New York, Montréal, Toronto. Les chercheurs en informatique Yann Le Cun, Yoshua Bengio et Geoffrey Hinton se sont vus décerner le prix Turing le mercredi 27 mars dernier1. Équivalent informatique du prix Nobel, cette récompense est remise chaque année par l’Association for Computing Machinery, basée à New York. Il vient récompenser la recherche menée depuis la fin des années 80 par les membres de ce trio, considérés comme les pères de l’apprentissage profond – une catégorie d’algorithmes qui a notamment révolutionné le traitement des images et du langage naturel, et dont la portée n’est pas encore comprise aujourd’hui.

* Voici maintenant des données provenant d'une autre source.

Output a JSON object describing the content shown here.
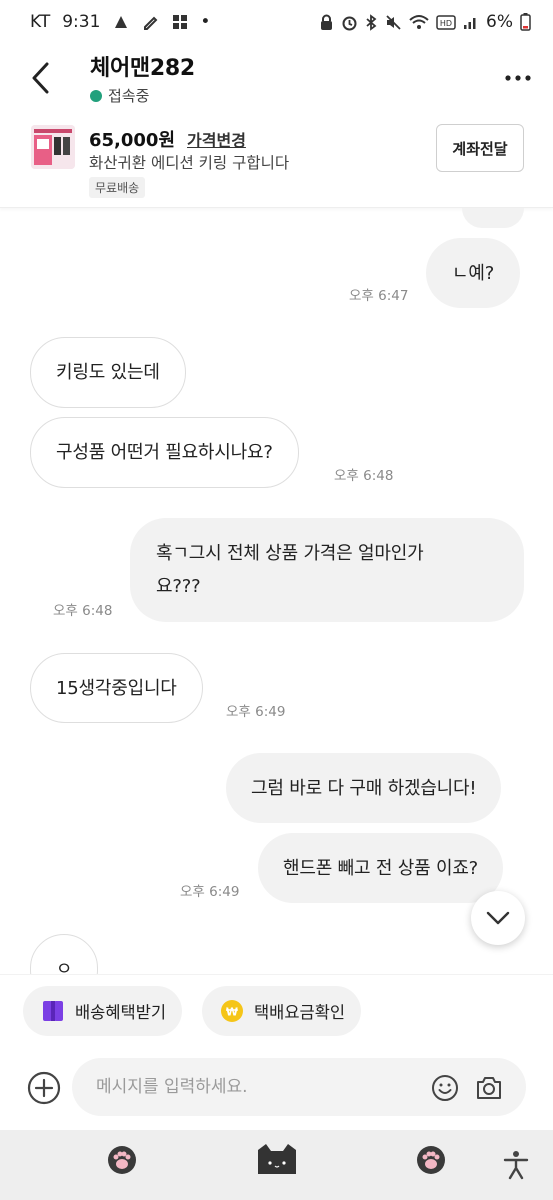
{
  "status_bar": {
    "carrier": "KT",
    "time": "9:31",
    "battery": "6%",
    "dot": "•"
  },
  "header": {
    "partner_name": "체어맨282",
    "online_status": "접속중",
    "online_color": "#21a07c"
  },
  "product": {
    "price": "65,000원",
    "price_change_label": "가격변경",
    "title": "화산귀환 에디션 키링 구합니다",
    "shipping_badge": "무료배송",
    "pay_button_label": "계좌전달"
  },
  "messages": [
    {
      "id": "m0",
      "side": "out",
      "text": "",
      "time": ""
    },
    {
      "id": "m1",
      "side": "out",
      "text": "ㄴ예?",
      "time": "오후 6:47"
    },
    {
      "id": "m2",
      "side": "in",
      "text": "키링도 있는데",
      "time": ""
    },
    {
      "id": "m3",
      "side": "in",
      "text": "구성품 어떤거 필요하시나요?",
      "time": "오후 6:48"
    },
    {
      "id": "m4",
      "side": "out",
      "text_line1": "혹ㄱ그시 전체 상품 가격은 얼마인가",
      "text_line2": "요???",
      "time": "오후 6:48"
    },
    {
      "id": "m5",
      "side": "in",
      "text": "15생각중입니다",
      "time": "오후 6:49"
    },
    {
      "id": "m6",
      "side": "out",
      "text": "그럼 바로 다 구매 하겠습니다!",
      "time": ""
    },
    {
      "id": "m7",
      "side": "out",
      "text": "핸드폰 빼고 전 상품 이죠?",
      "time": "오후 6:49"
    },
    {
      "id": "m8",
      "side": "in",
      "text": "ㅇ",
      "time": ""
    }
  ],
  "quick_actions": [
    {
      "label": "배송혜택받기",
      "icon": "gift-box-icon",
      "color": "#7b3fe4"
    },
    {
      "label": "택배요금확인",
      "icon": "won-coin-icon",
      "color": "#f5c518"
    }
  ],
  "composer": {
    "placeholder": "메시지를 입력하세요.",
    "value": ""
  },
  "nav": {
    "left_icon": "paw-icon",
    "center_icon": "cat-face-icon",
    "right_icon": "paw-icon",
    "accessibility_icon": "accessibility-icon"
  }
}
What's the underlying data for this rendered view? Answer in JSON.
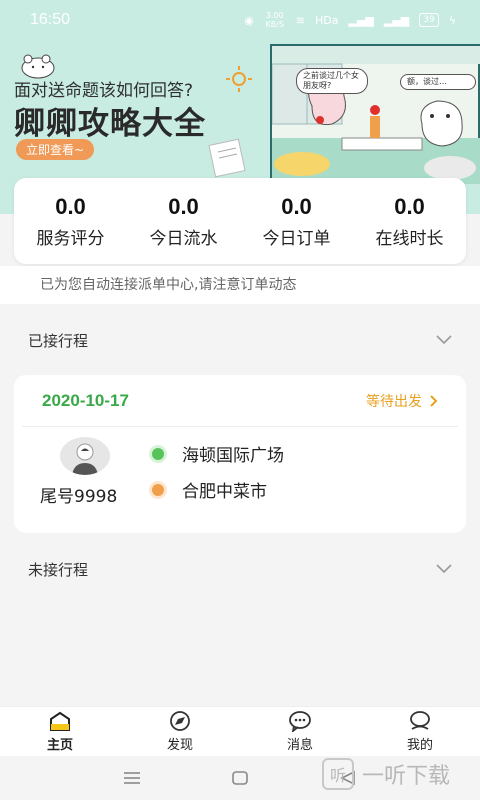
{
  "status_bar": {
    "time": "16:50",
    "network_speed": "3.00 KB/S",
    "hd_label": "HDa",
    "battery": "39"
  },
  "banner": {
    "subtitle": "面对送命题该如何回答?",
    "title": "卿卿攻略大全",
    "cta": "立即查看~",
    "bubble_left": "之前谈过几个女朋友呀?",
    "bubble_right": "额，谈过…"
  },
  "stats": [
    {
      "value": "0.0",
      "label": "服务评分"
    },
    {
      "value": "0.0",
      "label": "今日流水"
    },
    {
      "value": "0.0",
      "label": "今日订单"
    },
    {
      "value": "0.0",
      "label": "在线时长"
    }
  ],
  "notice": "已为您自动连接派单中心,请注意订单动态",
  "accepted": {
    "title": "已接行程",
    "trip": {
      "date": "2020-10-17",
      "status": "等待出发",
      "tail": "尾号9998",
      "from": "海顿国际广场",
      "to": "合肥中菜市"
    }
  },
  "pending": {
    "title": "未接行程"
  },
  "nav": [
    {
      "label": "主页",
      "icon": "home-icon"
    },
    {
      "label": "发现",
      "icon": "discover-icon"
    },
    {
      "label": "消息",
      "icon": "message-icon"
    },
    {
      "label": "我的",
      "icon": "profile-icon"
    }
  ],
  "watermark": {
    "logo": "听",
    "text": "一听下载"
  },
  "colors": {
    "banner_bg": "#c8ece2",
    "trip_date": "#3aa848",
    "trip_status": "#e8a020",
    "cta": "#f19a57",
    "dot_from": "#56c45a",
    "dot_to": "#f0a04a"
  }
}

Longtemps marginalisée car leurs algorithmes n’étaient pas assez fondés théoriquement, la mafia canadienne – surnom donné au trio lorsqu’il travaillait à Toronto à “l’abri” de ses contempteurs – aura su persévérer et démontrer la puissance de l’apprentissage profond. L’acmé de leur parcours de chercheur se situe probablement en 2012, lorsque leurs méthodes écrasèrent la concurrence d’ImageNet, la plus grande compétition de traitement des images du moment2. L’algorithme victorieux avait été implémenté par un tout jeune étudiant de Hinton n’ayant aucune expérience de ce domaine, prouvant par là l’universalité de ce type d’approche.

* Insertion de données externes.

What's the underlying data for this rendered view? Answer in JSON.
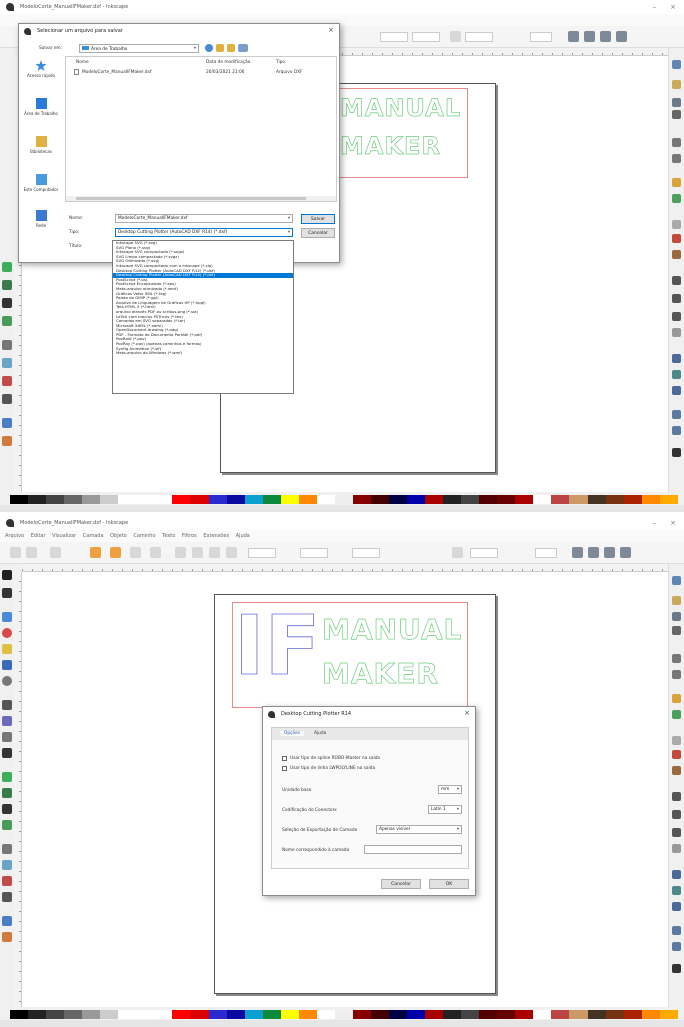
{
  "screen1": {
    "window_title": "ModeloCorte_ManualIFMaker.dxf - Inkscape",
    "logo_text": [
      "MANUAL",
      "MAKER"
    ],
    "save_dialog": {
      "title": "Selecionar um arquivo para salvar",
      "save_in_label": "Salvar em:",
      "save_in_value": "Área de Trabalho",
      "places": [
        "Acesso rápido",
        "Área de Trabalho",
        "Bibliotecas",
        "Este Computador",
        "Rede"
      ],
      "columns": [
        "Nome",
        "Data de modificação",
        "Tipo"
      ],
      "files": [
        {
          "name": "ModeloCorte_ManualIFMaker.dxf",
          "date": "26/03/2021 21:06",
          "type": "Arquivo DXF"
        }
      ],
      "name_label": "Nome:",
      "name_value": "ModeloCorte_ManualIFMaker.dxf",
      "type_label": "Tipo:",
      "type_value": "Desktop Cutting Plotter (AutoCAD DXF R14) (*.dxf)",
      "title_label": "Título:",
      "save_button": "Salvar",
      "cancel_button": "Cancelar",
      "file_types": [
        "Inkscape SVG (*.svg)",
        "SVG Plano (*.svg)",
        "Inkscape SVG compactado (*.svgz)",
        "SVG Limpo compactado (*.svgz)",
        "SVG Otimizado (*.svg)",
        "Inkscape SVG compactado com o Inkscape (*.zip)",
        "Desktop Cutting Plotter (AutoCAD DXF R12) (*.dxf)",
        "Desktop Cutting Plotter (AutoCAD DXF R14) (*.dxf)",
        "PostScript (*.ps)",
        "PostScript Encapsulado (*.eps)",
        "Meta-arquivo otimizado (*.wmf)",
        "Gráficos Vetor XML (*.fxg)",
        "Paleta do GIMP (*.gpl)",
        "Arquivo de Linguagem de Gráficos HP (*.hpgl)",
        "Tela HTML 5 (*.html)",
        "arquivo através PDF ou scribus.png (*.sla)",
        "LaTeX com macros PSTricks (*.tex)",
        "Camadas em SVG separadas (*.tar)",
        "Microsoft XAML (*.xaml)",
        "OpenDocument drawing (*.odg)",
        "PDF - Formato de Documento Portátil (*.pdf)",
        "PovRaid (*.pov)",
        "PovRay (*.pov) (apenas caminhos e formas)",
        "Synfig Animation (*.sif)",
        "Meta-arquivo do Windows (*.wmf)"
      ],
      "selected_type_index": 7
    }
  },
  "screen2": {
    "window_title": "ModeloCorte_ManualIFMaker.dxf - Inkscape",
    "menu": [
      "Arquivo",
      "Editar",
      "Visualizar",
      "Camada",
      "Objeto",
      "Caminho",
      "Texto",
      "Filtros",
      "Extensões",
      "Ajuda"
    ],
    "logo_big": "IF",
    "logo_text": [
      "MANUAL",
      "MAKER"
    ],
    "dxf_dialog": {
      "title": "Desktop Cutting Plotter R14",
      "tabs": [
        "Opções",
        "Ajuda"
      ],
      "options": [
        "Usar tipo de spline ROBO-Master na saída",
        "Usar tipo de linha LWPOLYLINE na saída"
      ],
      "base_unit_label": "Unidade base",
      "base_unit_value": "mm",
      "encoding_label": "Codificação do Conectorx",
      "encoding_value": "Latin 1",
      "layer_export_label": "Seleção de Exportação de Camada",
      "layer_export_value": "Apenas visível",
      "layer_match_label": "Nome correspondido à camada",
      "layer_match_value": "",
      "cancel_button": "Cancelar",
      "ok_button": "OK"
    }
  },
  "colors": {
    "logo_green": "#6fcf7f",
    "logo_blue": "#6b6bd6",
    "bbox_red": "#e68a8a",
    "selection_blue": "#0078d7"
  }
}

Depuis, les applications de l’apprentissage profond – ou Deep Learning – fleurissent. Ainsi, le programme AlphaGo de Google DeepMind bénéficia largement de cette avancée, lui permettant de vaincre le champion de Go Lee Sedol et de signer ainsi la plus retentissante victoire d’une machine depuis l’affrontement entre Kasparov et DeepBlue aux échecs. C’est en somme cette découverte qui remit le terme “intelligence artificielle” sur toutes les bouches et que de nombreux entrepreneurs tentent de transformer en entreprises viables.

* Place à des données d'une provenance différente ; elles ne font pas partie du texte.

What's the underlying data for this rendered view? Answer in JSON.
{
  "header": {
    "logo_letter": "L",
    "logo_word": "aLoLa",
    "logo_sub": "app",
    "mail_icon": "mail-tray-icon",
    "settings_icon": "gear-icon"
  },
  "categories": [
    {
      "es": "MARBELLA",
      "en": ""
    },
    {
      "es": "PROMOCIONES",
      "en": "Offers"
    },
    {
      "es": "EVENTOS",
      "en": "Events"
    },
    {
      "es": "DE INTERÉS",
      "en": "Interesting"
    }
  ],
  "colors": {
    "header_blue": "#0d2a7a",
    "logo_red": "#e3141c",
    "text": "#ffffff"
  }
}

Depuis, le trio s’est séparé : le britannico-canadien Hinton et le français Le Cun travaillent respectivement pour Google et Facebook, tandis que le canadien Bengio s’est installé à Montréal pour fonder un immense laboratoire dédié à l’intelligence artificielle, le MILA. Si les liens à l’Europe de ce trio (Le Cun a été formé en France, Bengio y a passé son enfance tandis que Hinton a été formé au Royaume-Uni) peuvent être une source de fierté pour les universités européennes, peu d’entreprises du continent sont parvenues à se saisir de ces technologies et les principaux hubs dédiés sont aujourd’hui à Montréal3 et San Francisco plutôt qu’à Edinburgh et à Paris. Si l’Europe a déjà manqué le tournant de la data, comment faire en sorte qu’elle soit susceptible de créer et faire croître chez elle les technologies qui façonneront le monde de demain ?

Perspectives :

  • Les différentes stratégies IA européennes prévoient la mise en place de hubs dédiés à l’IA. En France, ce seront les Instituts 3IA dont la composition devrait être rendue officielle la semaine prochaine.
  • Les GAFAM feront partie intégrante de ces hubs. Ainsi, Facebook et Google ont récemment installé des laboratoires à Paris, tandis que Google DeepMind inaugure son nouveau Q.G. à Londres.
Sources
  1. LAROUSSERIE David, Le prix Turing récompense trois pionniers de l’intelligence artificielle (IA), Le Monde, 27 mars 2019
  2. CARDON Dominique, COINTET Jean-Philippe et MAZIERES Antoine, La revanche des neurones. L’invention des machines inductives et la controverse de l’intelligence artificielle, Réseaux 2018/5 (n°211), p. 173-220.
  3. LINDEMAN Tracy, How Montreal became the world’s leading AI and deep learning hub, IBM, 9 mai 2017.